Ignat prit avec précaution le papier jauni.

Les hommes du détachement se tenaient non loin, fumaient et discutaient à voix basse du prix des matériaux de construction, comme si rien d’extraordinaire ne s’était passé une heure plus tôt.

Le garçon déplia la feuille.

Là, d’une écriture familière et soignée, étaient tracés ces mots : « Mon petit-fils, si tu lis ceci, cela veut dire que tu as reçu ton diplôme et que ton grand-père est assis dans la salle.

Je veux que tu te souviennes de l’essentiel : la dignité ne s’achète pas.

On ne peut que la préserver lorsque les circonstances tentent de te briser.

Sois honnête et ne recule jamais devant l’insolence d’autrui.
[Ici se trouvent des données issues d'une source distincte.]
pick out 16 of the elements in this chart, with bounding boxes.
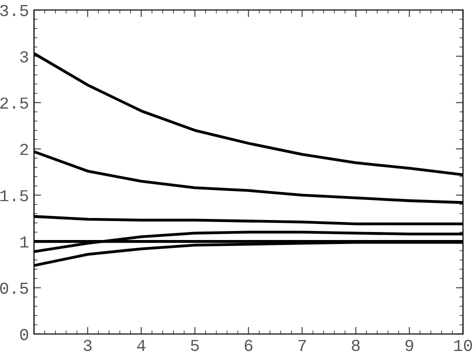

Je suis très fière de toi. »

Le matin, la vieille « Volga » roulait doucement sur la route cahoteuse hors de la ville.

L’habitacle sentait l’essence et l’humidité fraîche du matin.

Ils arrivèrent dans un endroit paisible, là où reposait la grand-mère.

L’air était pur.

Quelque part au loin, un pivert frappait avec régularité.

Ignat s’approcha de la dalle de marbre et posa sur la pierre froide son diplôme rouge à côté d’un petit bouquet d’œillets.

Matveï Korneïevitch se tenait à côté, la main appuyée sur la clôture.

— Grand-père, pourquoi étais-tu si sûr qu’ils n’appelleraient pas des hommes en uniforme ? — demanda doucement Ignat en regardant la photo de sa grand-mère.

— Cela aurait pourtant pu faire un énorme scandale.

Matveï Korneïevitch rajusta le col de sa veste et leva les yeux vers le ciel clair.

— Tu comprends, Ignat…

Seuls ceux qui ne sont pas sûrs de leur bon droit font des scandales.

Et ceux qui vivent selon les instructions des autres reculent toujours devant les vrais principes.

Nous n’avons pas douté une seule seconde.

Le monde ne tient pas grâce à ceux qui crient et commandent le plus fort.

Il tient grâce à ceux qui savent tenir leurs promesses.

Ils restèrent encore un moment en silence, écoutant le bruissement des feuilles de bouleau.

Puis ils se retournèrent et marchèrent vers la voiture.

Le gravier crissait doucement sous leurs pas.

Ignat avait toute la vie devant lui, et désormais il savait exactement sur quelle fondation s’appuyer.